Planning THE trip

I have spent so much time planning trips: what type of vibe do I want to achieve, where will I go, what will I look like, who will come with me? I dreamed of who I will be on that trip- will I be in shape, will I wear a crop top, or that bathing suit that makes me self conscious, and rock it? Will my hair be wild and free, and my clothes comfy and flowing and my mind at peace? I plan an escape from reality that will never meet my expectations, and I have come to decide that, those things can all be my reality, and they don’t merely need to exist on a holiday, they can be my everyday. I mean, why the hell not, right?

I am so ready to go get the life I want, even if I am not positive of what I want yet, and I know it is going to take passion and motivation, and perseverance, but I have those things, I know I do! Maybe last week or yesterday I didn’t, but doubting if I am those things is what I have done in the past, and in the past I was limited, and look where it has gotten me: I have a home and a lovely family, a car, a place to rest my head, food to eat, and friends, and a job, but I don’t have the wind blowing in my hair or financial freedom, I am not happy with how I have taken care of my body, and I don’t feel as if I am living life to the fullest by perusing every opportunity to achieve what my heart desires . My life is great, it isn’t awesome, and I intend to make it practically unbelievable, to even myself.

This is going to be an absolutely astonishing journey, I know it, and I want to document it for myself, my family (current and future), and everyone else who wants to take pleasure or motivation or comedy from reading it. I want to stay absolutely real in this transformation, and blog at least once a day, the good and the bad- the thing is, I want to take every bad thing and use it to develop constructive criticism:

That happened poorly, how can I change my actions and attitudes to make it better?

I also want to take the good things and make constructive compliments:

I handled or did that well- why? and how can I carry that over to other aspects of my life and habits?

I can’t see everything for myself, so if you are reading this, if anyone reads this, please comment, or contact, and let me know what you think I do well and poorly, so that I can use your objective points of view in my reflections. Forewarning: I will take your comments with a grain of salt, as everything is not right for everybody- please don’t be offended that I don’t add chia seeds and apple cider vinegar to my water.

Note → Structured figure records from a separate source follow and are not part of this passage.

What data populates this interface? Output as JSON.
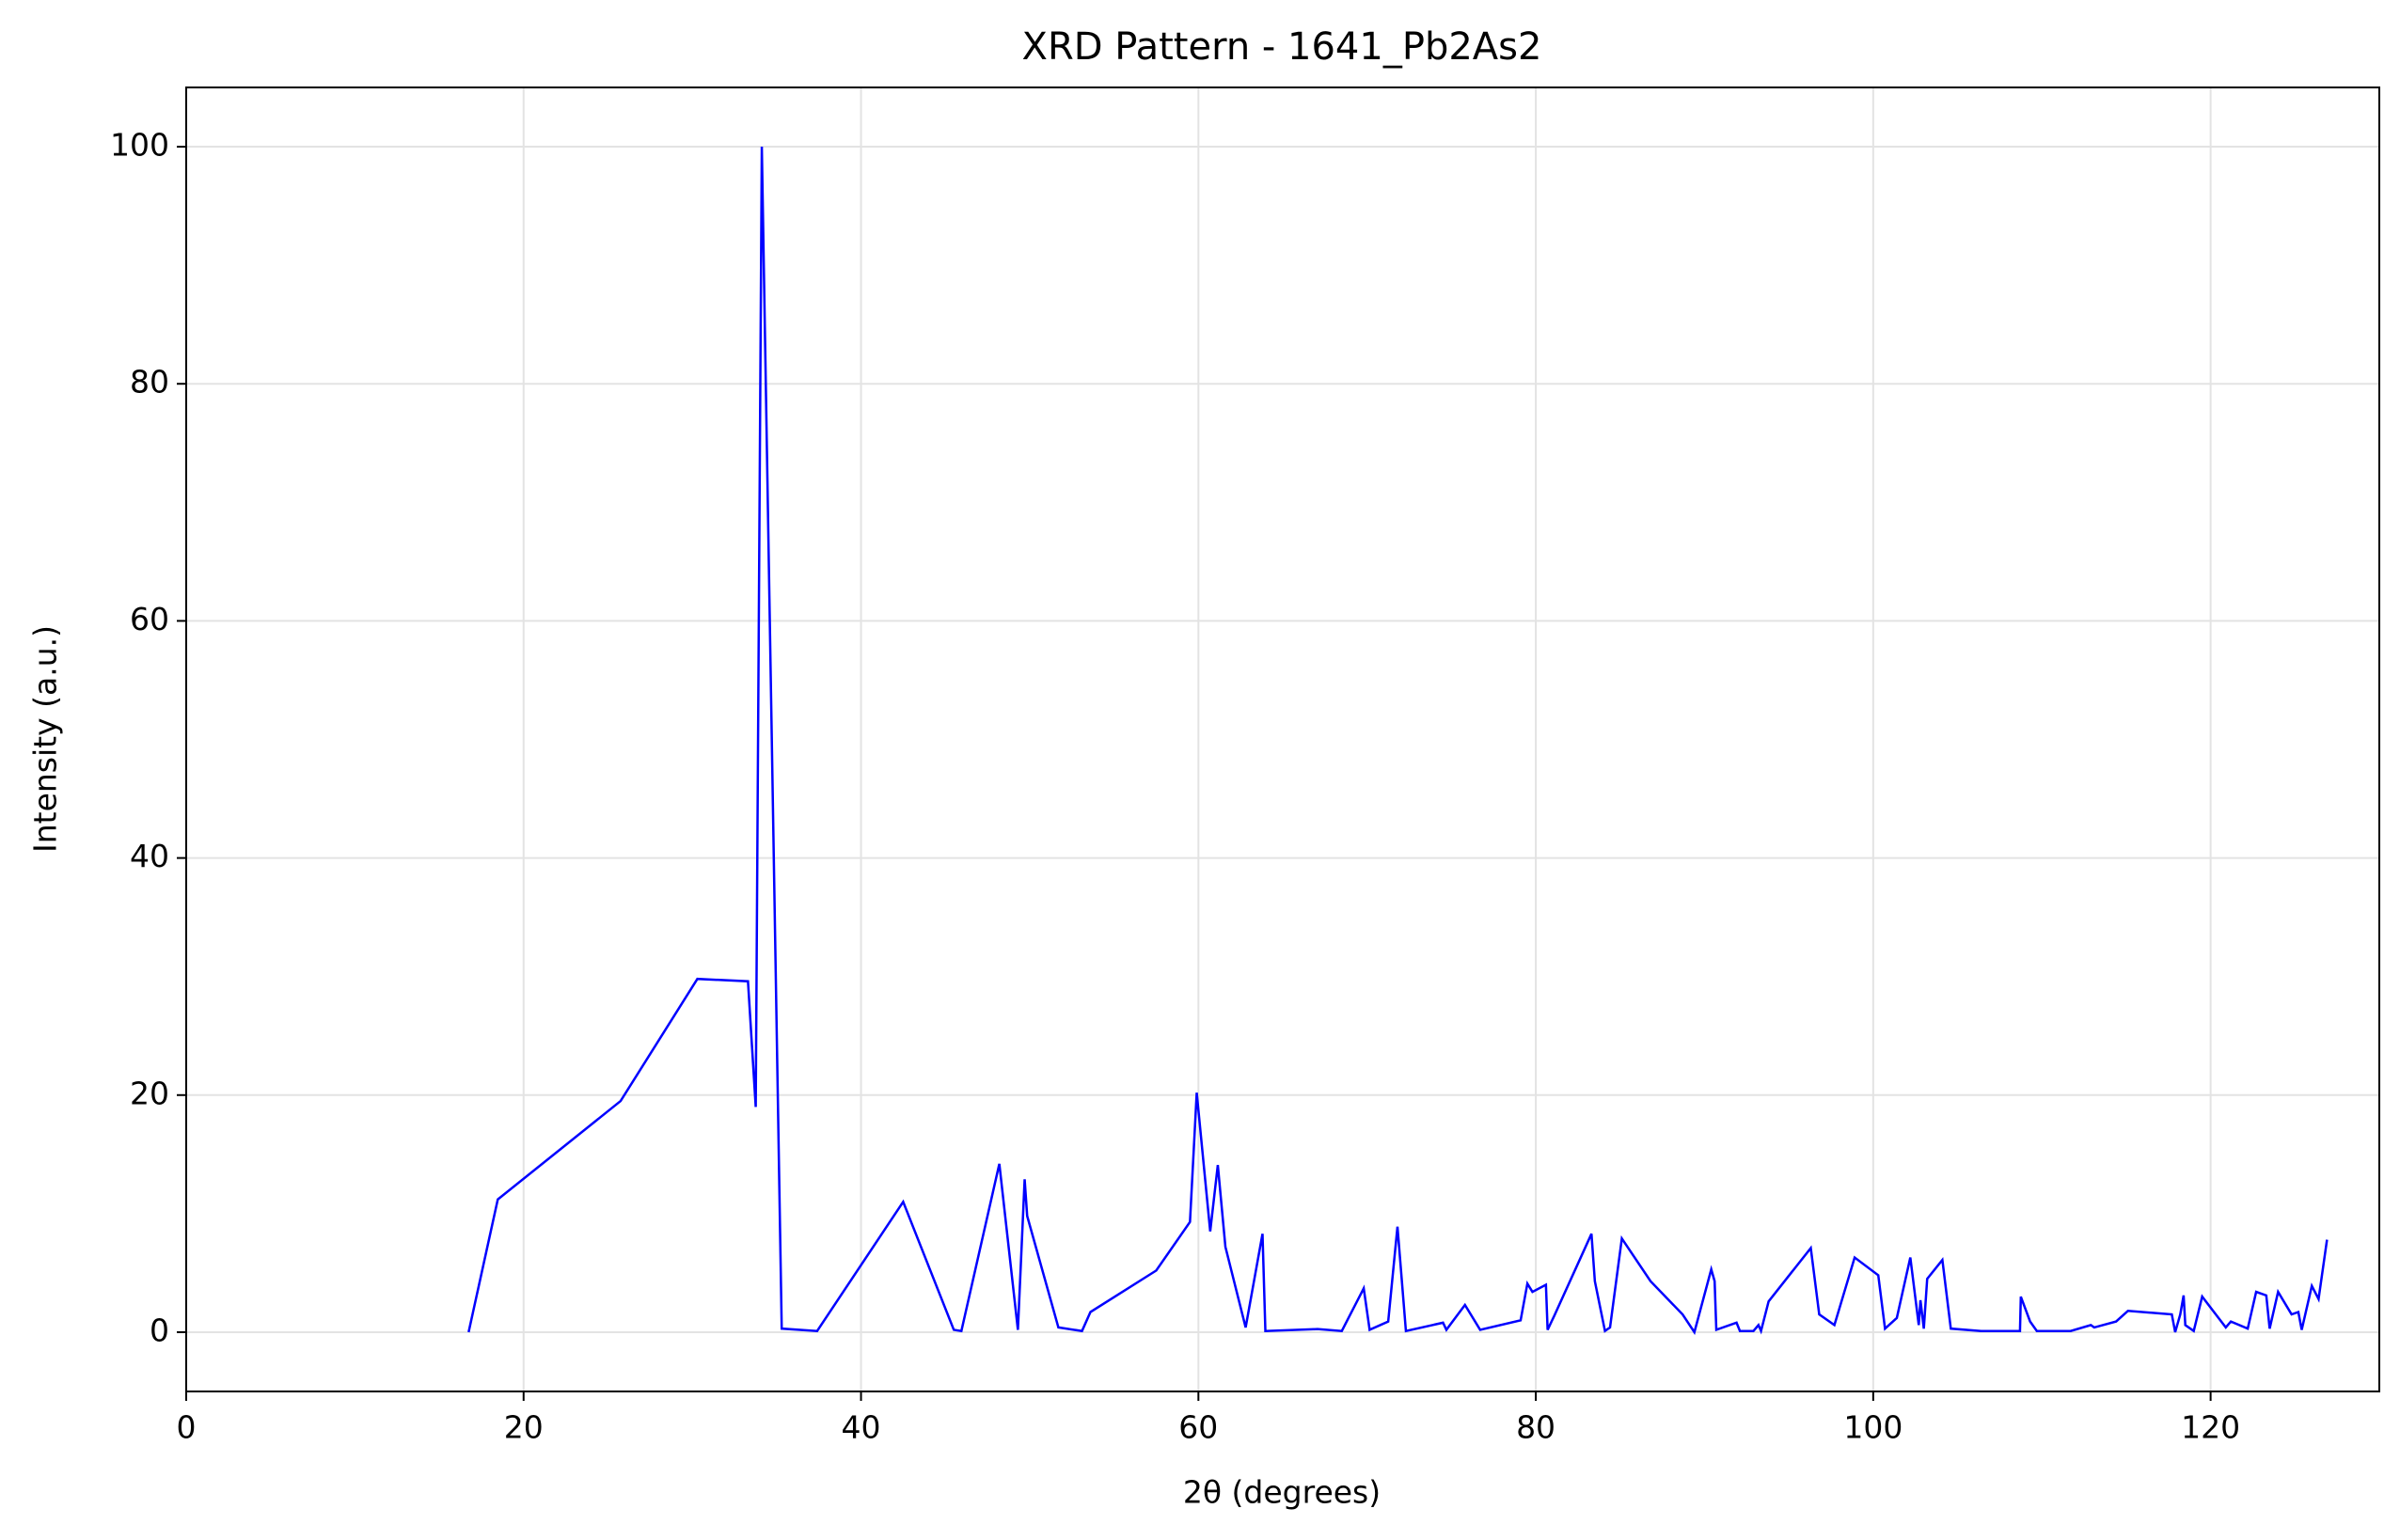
{
  "chart_data": {
    "type": "line",
    "title": "XRD Pattern - 1641_Pb2As2",
    "xlabel": "2θ (degrees)",
    "ylabel": "Intensity (a.u.)",
    "color": "#0000ff",
    "grid": true,
    "xlim": [
      0,
      130
    ],
    "ylim": [
      -5,
      105
    ],
    "xticks": [
      0,
      20,
      40,
      60,
      80,
      100,
      120
    ],
    "yticks": [
      0,
      20,
      40,
      60,
      80,
      100
    ],
    "x": [
      16.74,
      18.47,
      25.75,
      30.3,
      33.3,
      33.76,
      34.12,
      35.3,
      37.4,
      42.5,
      45.5,
      45.95,
      48.2,
      49.3,
      49.7,
      49.85,
      51.7,
      53.1,
      53.6,
      57.5,
      59.5,
      59.9,
      60.7,
      61.15,
      61.6,
      62.8,
      63.8,
      63.97,
      67.06,
      68.5,
      69.8,
      70.15,
      71.25,
      71.8,
      72.3,
      74.5,
      74.7,
      75.8,
      76.7,
      79.1,
      79.5,
      79.8,
      80.6,
      80.7,
      81.1,
      83.3,
      83.5,
      84.1,
      84.4,
      85.1,
      86.8,
      88.7,
      89.4,
      90.4,
      90.6,
      90.7,
      91.9,
      92.1,
      92.9,
      93.2,
      93.35,
      93.8,
      96.3,
      96.8,
      97.7,
      98.9,
      100.3,
      100.7,
      101.4,
      102.2,
      102.7,
      102.8,
      103.0,
      103.2,
      104.1,
      104.6,
      106.4,
      108.7,
      108.75,
      109.3,
      109.7,
      111.7,
      112.9,
      113.1,
      114.4,
      115.1,
      117.7,
      117.9,
      118.2,
      118.4,
      118.5,
      119.0,
      119.5,
      120.9,
      121.2,
      122.2,
      122.7,
      123.3,
      123.5,
      124.0,
      124.8,
      125.2,
      125.4,
      126.0,
      126.4,
      126.9
    ],
    "values": [
      0,
      11.2,
      19.5,
      29.8,
      29.6,
      19.0,
      100,
      0.3,
      0.1,
      11.0,
      0.2,
      0.1,
      14.2,
      0.2,
      12.9,
      9.8,
      0.4,
      0.1,
      1.7,
      5.2,
      9.3,
      20.2,
      8.5,
      14.1,
      7.2,
      0.4,
      8.3,
      0.1,
      0.26,
      0.1,
      3.7,
      0.2,
      0.9,
      8.9,
      0.1,
      0.8,
      0.2,
      2.3,
      0.2,
      1.0,
      4.1,
      3.4,
      4.0,
      0.2,
      1.4,
      8.3,
      4.3,
      0.1,
      0.4,
      7.9,
      4.3,
      1.5,
      0,
      5.3,
      4.3,
      0.2,
      0.8,
      0.1,
      0.1,
      0.6,
      0.1,
      2.6,
      7.1,
      1.5,
      0.6,
      6.3,
      4.8,
      0.3,
      1.2,
      6.3,
      0.6,
      2.7,
      0.3,
      4.5,
      6.1,
      0.3,
      0.1,
      0.1,
      3.0,
      0.9,
      0.1,
      0.1,
      0.6,
      0.4,
      0.9,
      1.8,
      1.5,
      0,
      1.5,
      3.1,
      0.6,
      0.1,
      3.0,
      0.4,
      0.9,
      0.3,
      3.4,
      3.1,
      0.3,
      3.4,
      1.5,
      1.7,
      0.2,
      3.9,
      2.8,
      7.8
    ]
  }
}
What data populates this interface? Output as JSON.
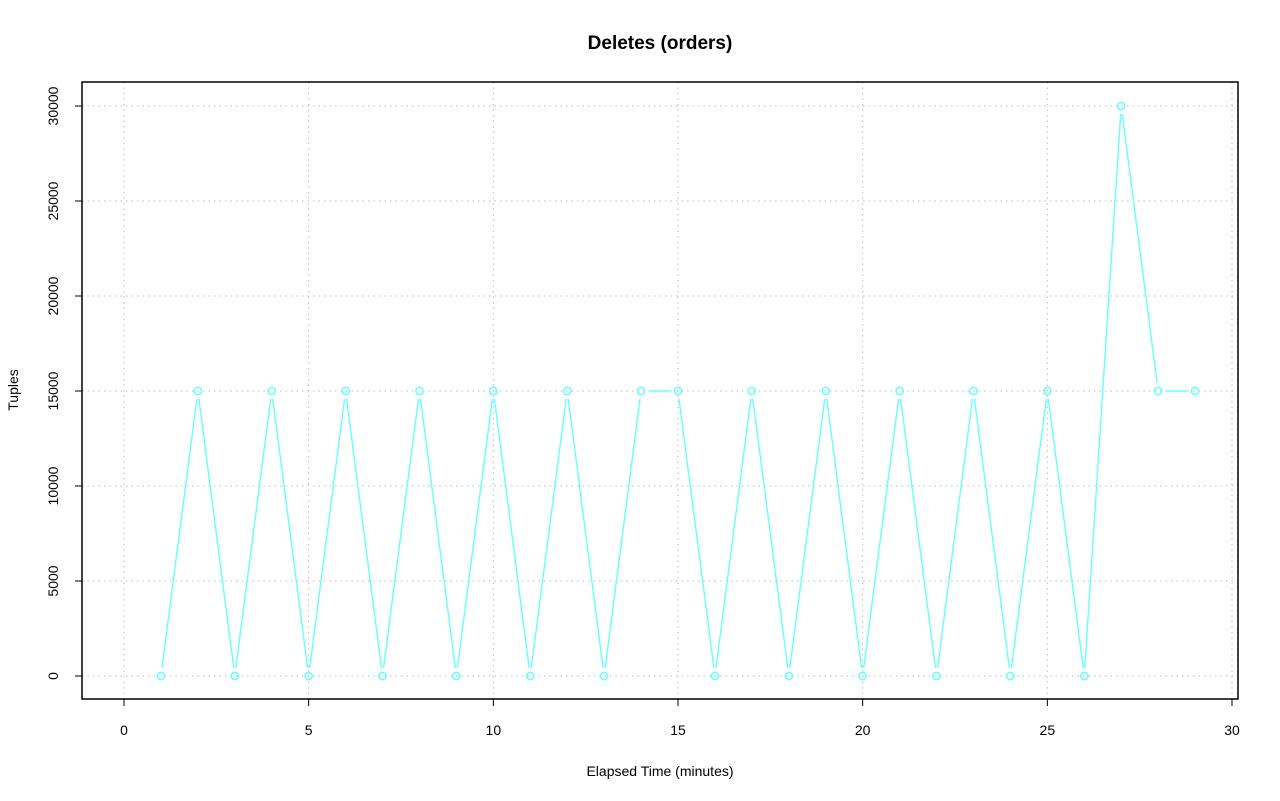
{
  "chart_data": {
    "type": "line",
    "title": "Deletes (orders)",
    "xlabel": "Elapsed Time (minutes)",
    "ylabel": "Tuples",
    "xlim": [
      0,
      30
    ],
    "ylim": [
      0,
      30000
    ],
    "x_ticks": [
      "0",
      "5",
      "10",
      "15",
      "20",
      "25",
      "30"
    ],
    "y_ticks": [
      "0",
      "5000",
      "10000",
      "15000",
      "20000",
      "25000",
      "30000"
    ],
    "grid": true,
    "grid_style": "dotted",
    "series_color": "#66ffff",
    "series": [
      {
        "x": [
          1,
          2,
          3,
          4,
          5,
          6,
          7,
          8,
          9,
          10,
          11,
          12,
          13,
          14,
          15,
          16,
          17,
          18,
          19,
          20,
          21,
          22,
          23,
          24,
          25,
          26,
          27,
          28,
          29
        ],
        "values": [
          0,
          15000,
          0,
          15000,
          0,
          15000,
          0,
          15000,
          0,
          15000,
          0,
          15000,
          0,
          15000,
          15000,
          0,
          15000,
          0,
          15000,
          0,
          15000,
          0,
          15000,
          0,
          15000,
          0,
          30000,
          15000,
          15000
        ]
      }
    ]
  }
}
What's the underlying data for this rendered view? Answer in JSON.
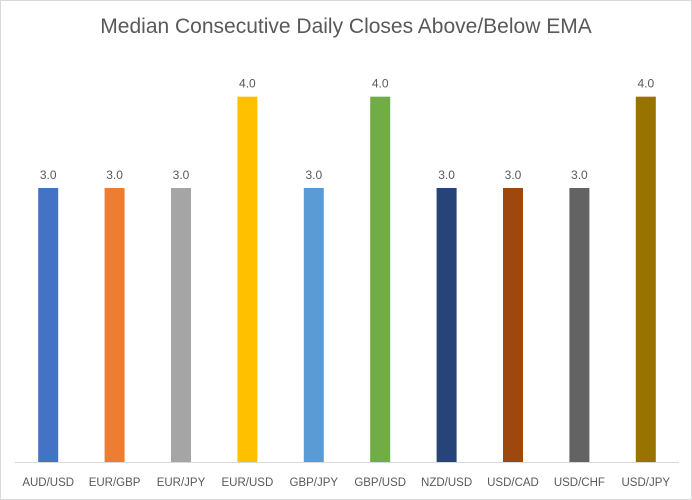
{
  "chart_data": {
    "type": "bar",
    "title": "Median Consecutive Daily Closes Above/Below EMA",
    "xlabel": "",
    "ylabel": "",
    "ylim": [
      0,
      4.5
    ],
    "grid": false,
    "legend": "none",
    "categories": [
      "AUD/USD",
      "EUR/GBP",
      "EUR/JPY",
      "EUR/USD",
      "GBP/JPY",
      "GBP/USD",
      "NZD/USD",
      "USD/CAD",
      "USD/CHF",
      "USD/JPY"
    ],
    "values": [
      3.0,
      3.0,
      3.0,
      4.0,
      3.0,
      4.0,
      3.0,
      3.0,
      3.0,
      4.0
    ],
    "data_labels": [
      "3.0",
      "3.0",
      "3.0",
      "4.0",
      "3.0",
      "4.0",
      "3.0",
      "3.0",
      "3.0",
      "4.0"
    ],
    "colors": [
      "#4472C4",
      "#ED7D31",
      "#A5A5A5",
      "#FFC000",
      "#5B9BD5",
      "#70AD47",
      "#264478",
      "#9E480E",
      "#636363",
      "#997300"
    ]
  }
}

So, as with any trip I must plan:

  1. What vibe am I going for: Joy, calm, wholesome.
  2. Where will I go: UP, and also preferably west, if we are speaking about locations.
  3. What will I look like: Happy, Content with My Body, Stress-Free, Composed
  4. Who will come with me: I hope to bring everyone who supports and loves me, haters will miss the bus, I don’t have time or patience to comply with being dragged down! The dogs will also be coming.

I am packing my bags: they are going to be full of weird things that give it an odd shape, but you know, that shape will be ergonomic, it will fit who I am and what I am aiming to become. It is probably going to be stopped and checked by TSA, but, its not really a set back, and I can enjoy a pat down from time to time: its just an intimate reality check from a complete stranger, and they use protection after all. I hope you all like looking at people’s mediocre vacation photos, cause that is pretty much what this is all about! You might not be totally into seeing all the stuff I put on this page, but I will be enthusiastically showing it to you! And if I can do it in a kick-ass Hawaiian shirt, all the better!